Cássio foi então escalado para a seleção Sub 20, que o ajudou a carimbar seu passaporte para a Europa. Em 2007, se transferiu para o holandês PSV Eindhoven, mesmo clube quer tirou Romário e Ronaldo do Brasil, sem muito espaço, onde ficou por quatro anos e meio, até acertar com o Corinthians.
"Na Europa, ficava muito desanimado quando não era convocado. A gente se falava por telefone e, um dia, ele me disse chorando que tinha vontade de largar tudo. Mas conversamos e ele concordou em insistir na carreira", recorda a mãe.
De terceiro goleiro no Corinthians, ganhou uma chance nas oitavas de final da Libertadores contra o Emelec. Teve bela atuação e ganhou a vaga de titular. A vida mudou para todos. Cássio renovou com o clube até 2015 e construiu para a família "uma casa de três andares" ao lado da antiga. "Quando ele estava no Grêmio, vinha nos visitar e a gente ficava jogando bola em frente de casa.
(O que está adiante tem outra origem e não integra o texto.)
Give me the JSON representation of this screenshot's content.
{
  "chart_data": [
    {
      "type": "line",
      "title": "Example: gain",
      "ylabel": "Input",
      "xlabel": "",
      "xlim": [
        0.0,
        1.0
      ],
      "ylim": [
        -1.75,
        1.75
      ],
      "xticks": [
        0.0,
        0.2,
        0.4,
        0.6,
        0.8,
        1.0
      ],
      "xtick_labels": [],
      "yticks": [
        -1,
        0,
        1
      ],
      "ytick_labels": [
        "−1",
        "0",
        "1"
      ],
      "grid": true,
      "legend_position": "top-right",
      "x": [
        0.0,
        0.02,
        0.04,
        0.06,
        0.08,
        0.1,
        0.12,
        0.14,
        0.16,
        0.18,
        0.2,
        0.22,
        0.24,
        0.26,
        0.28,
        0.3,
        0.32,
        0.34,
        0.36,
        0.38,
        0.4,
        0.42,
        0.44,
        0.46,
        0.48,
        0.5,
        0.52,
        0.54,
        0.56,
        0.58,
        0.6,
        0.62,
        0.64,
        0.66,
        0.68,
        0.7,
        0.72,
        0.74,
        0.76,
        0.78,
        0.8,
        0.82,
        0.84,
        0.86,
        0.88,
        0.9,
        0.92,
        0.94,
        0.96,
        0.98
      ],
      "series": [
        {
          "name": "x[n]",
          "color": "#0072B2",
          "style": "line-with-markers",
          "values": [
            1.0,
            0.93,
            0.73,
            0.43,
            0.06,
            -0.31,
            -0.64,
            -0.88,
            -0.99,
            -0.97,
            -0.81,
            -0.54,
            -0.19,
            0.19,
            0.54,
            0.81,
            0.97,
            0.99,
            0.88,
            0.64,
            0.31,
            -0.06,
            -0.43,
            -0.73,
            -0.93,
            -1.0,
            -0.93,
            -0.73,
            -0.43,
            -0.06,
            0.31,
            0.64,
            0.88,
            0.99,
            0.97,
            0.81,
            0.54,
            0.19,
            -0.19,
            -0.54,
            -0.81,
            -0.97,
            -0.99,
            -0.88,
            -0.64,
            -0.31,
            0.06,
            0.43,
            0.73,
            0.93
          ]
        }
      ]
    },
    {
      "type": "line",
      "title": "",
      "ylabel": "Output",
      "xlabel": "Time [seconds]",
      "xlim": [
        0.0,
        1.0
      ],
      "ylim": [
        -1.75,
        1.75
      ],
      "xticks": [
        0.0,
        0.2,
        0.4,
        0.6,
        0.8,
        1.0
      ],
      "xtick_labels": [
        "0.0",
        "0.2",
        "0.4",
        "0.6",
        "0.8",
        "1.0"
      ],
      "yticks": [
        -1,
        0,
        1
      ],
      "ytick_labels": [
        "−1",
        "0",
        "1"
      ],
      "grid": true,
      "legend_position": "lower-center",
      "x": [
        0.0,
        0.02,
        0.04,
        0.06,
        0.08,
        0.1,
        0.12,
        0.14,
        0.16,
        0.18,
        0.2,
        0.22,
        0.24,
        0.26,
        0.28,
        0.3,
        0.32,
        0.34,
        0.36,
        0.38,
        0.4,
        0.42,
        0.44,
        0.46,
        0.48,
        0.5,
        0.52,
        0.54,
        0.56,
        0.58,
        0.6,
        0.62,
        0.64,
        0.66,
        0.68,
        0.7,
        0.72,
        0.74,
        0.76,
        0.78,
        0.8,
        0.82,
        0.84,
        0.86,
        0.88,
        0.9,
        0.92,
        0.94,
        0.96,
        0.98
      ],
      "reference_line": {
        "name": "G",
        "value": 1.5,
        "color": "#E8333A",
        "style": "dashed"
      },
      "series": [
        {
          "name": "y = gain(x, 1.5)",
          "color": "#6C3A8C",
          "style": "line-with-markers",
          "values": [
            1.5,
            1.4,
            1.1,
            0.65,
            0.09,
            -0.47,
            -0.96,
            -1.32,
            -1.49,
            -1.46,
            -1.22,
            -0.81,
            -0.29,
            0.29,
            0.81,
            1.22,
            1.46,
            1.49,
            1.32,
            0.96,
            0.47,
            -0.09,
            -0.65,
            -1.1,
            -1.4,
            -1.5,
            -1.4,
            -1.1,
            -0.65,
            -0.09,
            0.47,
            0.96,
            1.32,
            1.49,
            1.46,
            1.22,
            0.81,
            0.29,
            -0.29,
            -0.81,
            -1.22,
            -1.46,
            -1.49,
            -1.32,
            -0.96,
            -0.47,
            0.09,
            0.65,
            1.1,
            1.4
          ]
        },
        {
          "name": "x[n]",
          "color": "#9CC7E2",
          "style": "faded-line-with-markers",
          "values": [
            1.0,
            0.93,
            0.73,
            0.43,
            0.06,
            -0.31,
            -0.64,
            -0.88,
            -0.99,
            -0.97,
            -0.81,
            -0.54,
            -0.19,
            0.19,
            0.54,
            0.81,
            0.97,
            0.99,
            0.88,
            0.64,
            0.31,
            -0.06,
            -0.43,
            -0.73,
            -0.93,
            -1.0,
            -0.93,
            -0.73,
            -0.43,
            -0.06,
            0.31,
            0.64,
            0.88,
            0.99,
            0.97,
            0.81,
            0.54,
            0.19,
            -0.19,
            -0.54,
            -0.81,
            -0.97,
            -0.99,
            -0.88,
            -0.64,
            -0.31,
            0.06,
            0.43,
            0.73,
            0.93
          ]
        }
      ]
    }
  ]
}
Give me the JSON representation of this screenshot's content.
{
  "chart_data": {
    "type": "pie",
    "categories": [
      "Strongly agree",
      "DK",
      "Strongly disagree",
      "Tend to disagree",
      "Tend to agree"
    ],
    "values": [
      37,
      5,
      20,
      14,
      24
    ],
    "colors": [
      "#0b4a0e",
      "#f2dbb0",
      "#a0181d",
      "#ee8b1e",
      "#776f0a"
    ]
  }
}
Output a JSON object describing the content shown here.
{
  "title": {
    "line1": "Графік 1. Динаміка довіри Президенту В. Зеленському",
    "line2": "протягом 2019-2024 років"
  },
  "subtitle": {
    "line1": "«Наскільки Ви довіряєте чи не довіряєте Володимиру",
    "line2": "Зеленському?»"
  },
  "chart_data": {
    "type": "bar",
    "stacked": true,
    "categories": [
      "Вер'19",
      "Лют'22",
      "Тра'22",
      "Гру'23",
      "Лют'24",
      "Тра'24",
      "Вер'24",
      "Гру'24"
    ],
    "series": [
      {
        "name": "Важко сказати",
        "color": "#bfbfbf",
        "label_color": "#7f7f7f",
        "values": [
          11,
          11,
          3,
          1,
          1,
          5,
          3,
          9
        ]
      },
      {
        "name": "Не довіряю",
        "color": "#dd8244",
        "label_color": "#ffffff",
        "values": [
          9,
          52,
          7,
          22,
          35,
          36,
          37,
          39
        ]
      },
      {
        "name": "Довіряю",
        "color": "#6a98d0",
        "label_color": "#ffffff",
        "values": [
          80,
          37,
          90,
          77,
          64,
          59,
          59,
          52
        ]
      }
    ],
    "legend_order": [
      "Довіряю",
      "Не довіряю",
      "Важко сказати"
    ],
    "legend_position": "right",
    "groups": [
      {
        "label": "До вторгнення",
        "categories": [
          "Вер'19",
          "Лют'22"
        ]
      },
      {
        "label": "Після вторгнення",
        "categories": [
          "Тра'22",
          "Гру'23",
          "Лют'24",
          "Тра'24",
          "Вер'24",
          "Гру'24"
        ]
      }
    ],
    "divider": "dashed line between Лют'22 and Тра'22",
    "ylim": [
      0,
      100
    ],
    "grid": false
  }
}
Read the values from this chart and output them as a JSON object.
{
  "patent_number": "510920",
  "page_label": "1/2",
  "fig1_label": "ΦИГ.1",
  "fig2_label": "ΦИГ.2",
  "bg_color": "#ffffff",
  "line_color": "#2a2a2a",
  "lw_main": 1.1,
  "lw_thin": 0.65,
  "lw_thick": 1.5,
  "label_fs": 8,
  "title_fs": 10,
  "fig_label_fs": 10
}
Agora minha mãe mora aqui, ao lado da casa velha, nessa que meu irmão mandou fazer", explica o eufórico Eduardo.
Gigante era o apelido de Cássio na escolinha em Veranópolis. Na base do Grêmio, já com quase os seus atuais 1,95 m de altura, o chamavam de Frankstein. "Esse apelido ele odeia até hoje", entrega o irmão.
CHURRASCO GAÚCHOCássio está voltando para casa. Mas antes de desembarcar em Veranópolis, passa ao menos dois dias em São Paulo para uma série de entrevistas. Dona Luciane planeja um churrasco para o filho. Enquanto isso, Kojak tem dias intensos. "Nunca lavei tanto carro como hoje", comenta João Carlos, entre uma lavagem e outra, em seu lava-rápido. O movimento cresceu. "Todo mundo estava vindo aqui abraçar a gente", conta o ilustre morador da cidade, só não mais famoso que o sobrinho, aquele para quem ele deu o primeiro par de luvas.
"Ele saiu de uma família humilde. Não foi fácil. Mas hoje a gente fica orgulhoso em saber que criou uma pessoa super educada e que está sendo respeitada e reconhecida em todo mundo", diz João Carlos, o grande incentivador do herói e ídolo da nação corintiana. Cássio, como todos sabem, parou o time do Chelsea na grande final do Mundial. Entrou para a história.